# Need some advice before I head out tomorrow.



## Rover2cool (Oct 10, 2007)

Hello I was going to fish for spanish tomrrrow. I was planning on using a bobber with live shrimp. My question is How long does the leader have to be under your bobber. and would you use a J hook Circle hook or trebel hook.Would you use a wire leader under a bobber too? Thank you.


----------



## Fletch Lives (Dec 12, 2011)

With a live shrimp I would use a circle hook, you could use light wire or a med-heavy mono or fluro. 
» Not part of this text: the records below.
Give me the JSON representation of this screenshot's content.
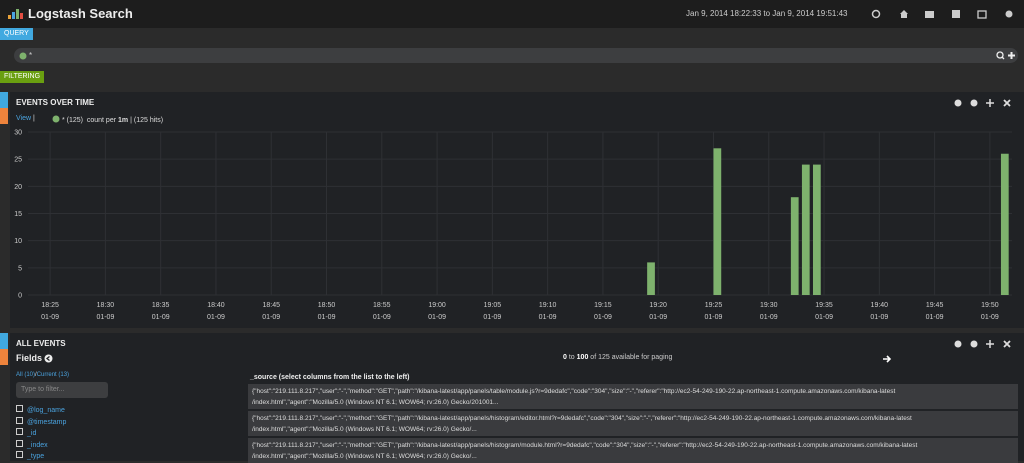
{
  "header": {
    "title": "Logstash Search",
    "time_range": "Jan 9, 2014 18:22:33 to Jan 9, 2014 19:51:43"
  },
  "query": {
    "tab": "QUERY",
    "text": "*"
  },
  "filtering": {
    "tab": "FILTERING"
  },
  "events_panel": {
    "title": "EVENTS OVER TIME",
    "view": "View",
    "separator": "|",
    "count_per": "count per",
    "interval": "1m",
    "hits": "(125 hits)"
  },
  "chart_data": {
    "type": "bar",
    "x": [
      "19:19",
      "19:25",
      "19:32",
      "19:33",
      "19:34",
      "19:51"
    ],
    "series": [
      {
        "name": "* (125)",
        "color": "#7eb26d",
        "values": [
          6,
          27,
          18,
          24,
          24,
          26
        ]
      }
    ],
    "xlim": [
      "18:23",
      "19:52"
    ],
    "xticks": [
      "18:25",
      "18:30",
      "18:35",
      "18:40",
      "18:45",
      "18:50",
      "18:55",
      "19:00",
      "19:05",
      "19:10",
      "19:15",
      "19:20",
      "19:25",
      "19:30",
      "19:35",
      "19:40",
      "19:45",
      "19:50"
    ],
    "xtick_dates": [
      "01-09",
      "01-09",
      "01-09",
      "01-09",
      "01-09",
      "01-09",
      "01-09",
      "01-09",
      "01-09",
      "01-09",
      "01-09",
      "01-09",
      "01-09",
      "01-09",
      "01-09",
      "01-09",
      "01-09",
      "01-09"
    ],
    "ylim": [
      0,
      30
    ],
    "yticks": [
      0,
      5,
      10,
      15,
      20,
      25,
      30
    ],
    "grid": true
  },
  "all_events": {
    "title": "ALL EVENTS",
    "fields_title": "Fields",
    "all": "All (10)",
    "slash": "/",
    "current": "Current (13)",
    "filter_placeholder": "Type to filter...",
    "fields": [
      "@log_name",
      "@timestamp",
      "_id",
      "_index",
      "_type"
    ],
    "paging": {
      "from": "0",
      "to_word": "to",
      "to": "100",
      "rest": "of 125 available for paging"
    },
    "column_header": "_source (select columns from the list to the left)",
    "rows": [
      [
        "{\"host\":\"219.111.8.217\",\"user\":\"-\",\"method\":\"GET\",\"path\":\"/kibana-latest/app/panels/table/module.js?r=9dedafc\",\"code\":\"304\",\"size\":\"-\",\"referer\":\"http://ec2-54-249-190-22.ap-northeast-1.compute.amazonaws.com/kibana-latest",
        "/index.html\",\"agent\":\"Mozilla/5.0 (Windows NT 6.1; WOW64; rv:26.0) Gecko/201001..."
      ],
      [
        "{\"host\":\"219.111.8.217\",\"user\":\"-\",\"method\":\"GET\",\"path\":\"/kibana-latest/app/panels/histogram/editor.html?r=9dedafc\",\"code\":\"304\",\"size\":\"-\",\"referer\":\"http://ec2-54-249-190-22.ap-northeast-1.compute.amazonaws.com/kibana-latest",
        "/index.html\",\"agent\":\"Mozilla/5.0 (Windows NT 6.1; WOW64; rv:26.0) Gecko/..."
      ],
      [
        "{\"host\":\"219.111.8.217\",\"user\":\"-\",\"method\":\"GET\",\"path\":\"/kibana-latest/app/panels/histogram/module.html?r=9dedafc\",\"code\":\"304\",\"size\":\"-\",\"referer\":\"http://ec2-54-249-190-22.ap-northeast-1.compute.amazonaws.com/kibana-latest",
        "/index.html\",\"agent\":\"Mozilla/5.0 (Windows NT 6.1; WOW64; rv:26.0) Gecko/..."
      ]
    ]
  }
}
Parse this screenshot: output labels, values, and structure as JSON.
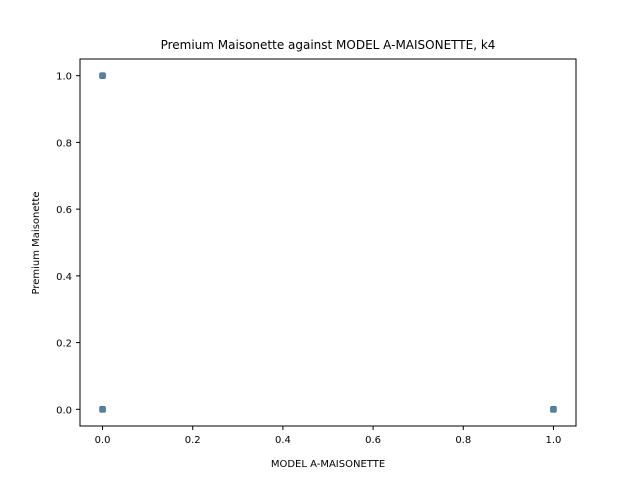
{
  "chart_data": {
    "type": "scatter",
    "title": "Premium Maisonette against MODEL A-MAISONETTE, k4",
    "xlabel": "MODEL A-MAISONETTE",
    "ylabel": "Premium Maisonette",
    "xlim": [
      -0.05,
      1.05
    ],
    "ylim": [
      -0.05,
      1.05
    ],
    "xticks": [
      "0.0",
      "0.2",
      "0.4",
      "0.6",
      "0.8",
      "1.0"
    ],
    "yticks": [
      "0.0",
      "0.2",
      "0.4",
      "0.6",
      "0.8",
      "1.0"
    ],
    "grid": false,
    "series": [
      {
        "points": [
          {
            "x": 0,
            "y": 1
          },
          {
            "x": 0,
            "y": 0
          },
          {
            "x": 1,
            "y": 0
          }
        ]
      }
    ]
  },
  "colors": {
    "marker": "#3b6b8f",
    "axes": "#000000",
    "background": "#ffffff"
  }
}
I would just throw a silver or gold spoon or a gotcha...works every time.

Good luck


----------



## reelthrill (Oct 3, 2007)

I think you would have better luck throwing a gotcha, spoon, or a red/white jig.


----------



## Breeze (Mar 23, 2012)

Fletch Lives said:


> With a live shrimp I would use a circle hook, you could use light wire or a med-heavy mono or fluro.
> 
> I would just throw a silver or gold spoon or a gotcha...works every time.
> 
> Good luck


I have two gotcha lures and have caught absolutely nothing on them... everyone says they are the best.. but not for me. I try it everytime I go down to the pier for bout 45 mins or so.... Someone else told me that the only time they will work is if you see the spanish and toss it in front of them.... not sure if thats the case but what I do know is gotcha's dont getcha"s for me....... 

Am I doing something wrong or was that one person right? You got to see them and toss to them??


----------



## hunterclaus (Apr 15, 2012)

Ive been and not got a strike. and then ive been and it didnt matter which artificial you threw they were after it.

I just prefer live bait no matter what kind of fishing in no matter what kind of water. 

It seems that my skill level doesnt have to be as high for the live bait.


----------



## DTFuqua (Jan 30, 2012)

Man i hear ya. Was at Ft. Pickens pier and a few people were catching spanish with gotchas and me fishing right beside them with almost the same color gotcha and can't get nothing. Even trying every different retrieve I see anyone else doing and nada.



Breeze said:


> I have two gotcha lures and have caught absolutely nothing on them... everyone says they are the best.. but not for me. I try it everytime I go down to the pier for bout 45 mins or so.... Someone else told me that the only time they will work is if you see the spanish and toss it in front of them.... not sure if thats the case but what I do know is gotcha's dont getcha"s for me.......
> 
> Am I doing something wrong or was that one person right? You got to see them and toss to them??


----------



## leeroy87 (May 20, 2012)

If your sighting them, use a slower retrieve for smaller spanish. If it looks big or maybe a king use a VERY fast retrieve. That's what I've always been told. 

How were they even using those at picken's It's been terrible with the weeds in the water = P


----------



## DTFuqua (Jan 30, 2012)

Well, it was over a month ago that I went to Pickens pier.


----------